Chen Lin, Liu Bo, Deng Jun-Jie, Zhang Jun-Sheng, Li Wei, Ahmed Abrar, Yin Sheng, Tang Gui-Hua
School of Pharmaceutical Sciences, Sun Yat-sen University Guangzhou Guangdong 510006 China
The Second Clinical Medical College, Guangzhou University of Chinese Medicine Guangzhou 510006 China.
RSC Adv. 2018 May 16;8(32):17898-17904. doi: 10.1039/c8ra03094d. eCollection 2018 May 14.
Chromatographic fractionation of the roots of has led to the isolation of three new monomers of cyclopentenedione derivatives (1-3), a pair of new enantiomers of bi-linderone derivatives (4a/4b), and six known cyclopentenediones (5-8 and 9a/9b). Their structures were determined by NMR and MS data. The absolute configurations of the new bi-linderone derivative enantiomers (4a/4b) were determined by ECD calculation. (±)-Lindepentone A (1) presents the novel skeleton of 3,5-dioxocyclopent-1-enecarboxylate. Lindoxepines A (2) and B (3) present an unprecedented oxepine-2,5-dione derivative skeleton, which may be enlightening for the biosynthesis of the monomers of cyclopentenediones. A possible biosynthetic pathway for 1 and a plausible biosynthetic pathway from stilbenes to cyclopentenediones the key intermediates 2 and 3 were postulated. The inhibitory activity of these compounds against three microorganisms was also evaluated.

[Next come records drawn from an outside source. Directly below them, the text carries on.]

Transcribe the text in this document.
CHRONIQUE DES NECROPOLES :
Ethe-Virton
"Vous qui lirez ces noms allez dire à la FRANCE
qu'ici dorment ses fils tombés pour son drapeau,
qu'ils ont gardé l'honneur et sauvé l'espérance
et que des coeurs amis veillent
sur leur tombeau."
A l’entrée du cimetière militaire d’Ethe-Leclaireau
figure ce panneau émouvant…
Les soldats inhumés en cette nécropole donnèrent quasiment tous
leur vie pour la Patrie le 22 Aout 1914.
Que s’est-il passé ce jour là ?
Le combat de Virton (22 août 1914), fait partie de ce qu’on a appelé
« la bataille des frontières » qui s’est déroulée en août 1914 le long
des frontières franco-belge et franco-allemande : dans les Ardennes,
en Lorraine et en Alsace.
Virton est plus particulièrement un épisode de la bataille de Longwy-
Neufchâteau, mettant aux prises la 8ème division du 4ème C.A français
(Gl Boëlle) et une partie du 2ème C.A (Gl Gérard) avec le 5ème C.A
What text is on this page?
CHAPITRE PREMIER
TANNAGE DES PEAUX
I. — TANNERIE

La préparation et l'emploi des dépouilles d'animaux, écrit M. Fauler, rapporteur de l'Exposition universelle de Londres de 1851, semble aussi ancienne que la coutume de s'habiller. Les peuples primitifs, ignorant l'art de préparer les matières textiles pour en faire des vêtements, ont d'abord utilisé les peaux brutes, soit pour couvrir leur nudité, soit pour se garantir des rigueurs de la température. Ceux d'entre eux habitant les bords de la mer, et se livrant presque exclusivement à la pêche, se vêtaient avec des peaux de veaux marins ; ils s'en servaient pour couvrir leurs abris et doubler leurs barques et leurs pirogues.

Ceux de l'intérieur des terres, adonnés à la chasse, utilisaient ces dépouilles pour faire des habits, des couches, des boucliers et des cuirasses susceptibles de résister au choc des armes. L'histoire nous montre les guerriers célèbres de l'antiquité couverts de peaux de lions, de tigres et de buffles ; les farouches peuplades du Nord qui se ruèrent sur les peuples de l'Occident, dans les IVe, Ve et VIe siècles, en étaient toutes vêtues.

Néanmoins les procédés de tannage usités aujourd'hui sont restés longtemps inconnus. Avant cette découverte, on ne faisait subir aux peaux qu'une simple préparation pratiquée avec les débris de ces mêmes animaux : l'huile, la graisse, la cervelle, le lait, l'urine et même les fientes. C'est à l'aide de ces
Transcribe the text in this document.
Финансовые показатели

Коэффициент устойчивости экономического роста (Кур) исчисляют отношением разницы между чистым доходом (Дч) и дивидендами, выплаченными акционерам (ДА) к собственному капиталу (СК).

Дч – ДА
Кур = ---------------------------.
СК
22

对[植物名称]根进行色谱分离,得到了三种新的环戊二烯酮衍生物单体(1 - 3)、一对新的双环二酮衍生物对映体(4a/4b)以及六种已知的环戊二烯酮(5 - 8和9a/9b)。它们的结构通过核磁共振(NMR)和质谱(MS)数据确定。新的双环二酮衍生物对映体(4a/4b)的绝对构型通过电子圆二色光谱(ECD)计算确定。(±)-林德戊酮A(1)呈现出3,5 - 二氧代环戊 - 1 - 烯羧酸酯的新颖骨架。林德恶嗪A(2)和B(3)呈现出前所未有的恶嗪 - 2,5 - 二酮衍生物骨架,这可能为环戊二烯酮单体的生物合成提供启示。推测了1的可能生物合成途径以及从芪类化合物到环戊二烯酮关键中间体2和3的合理生物合成途径。还评估了这些化合物对三种微生物的抑制活性。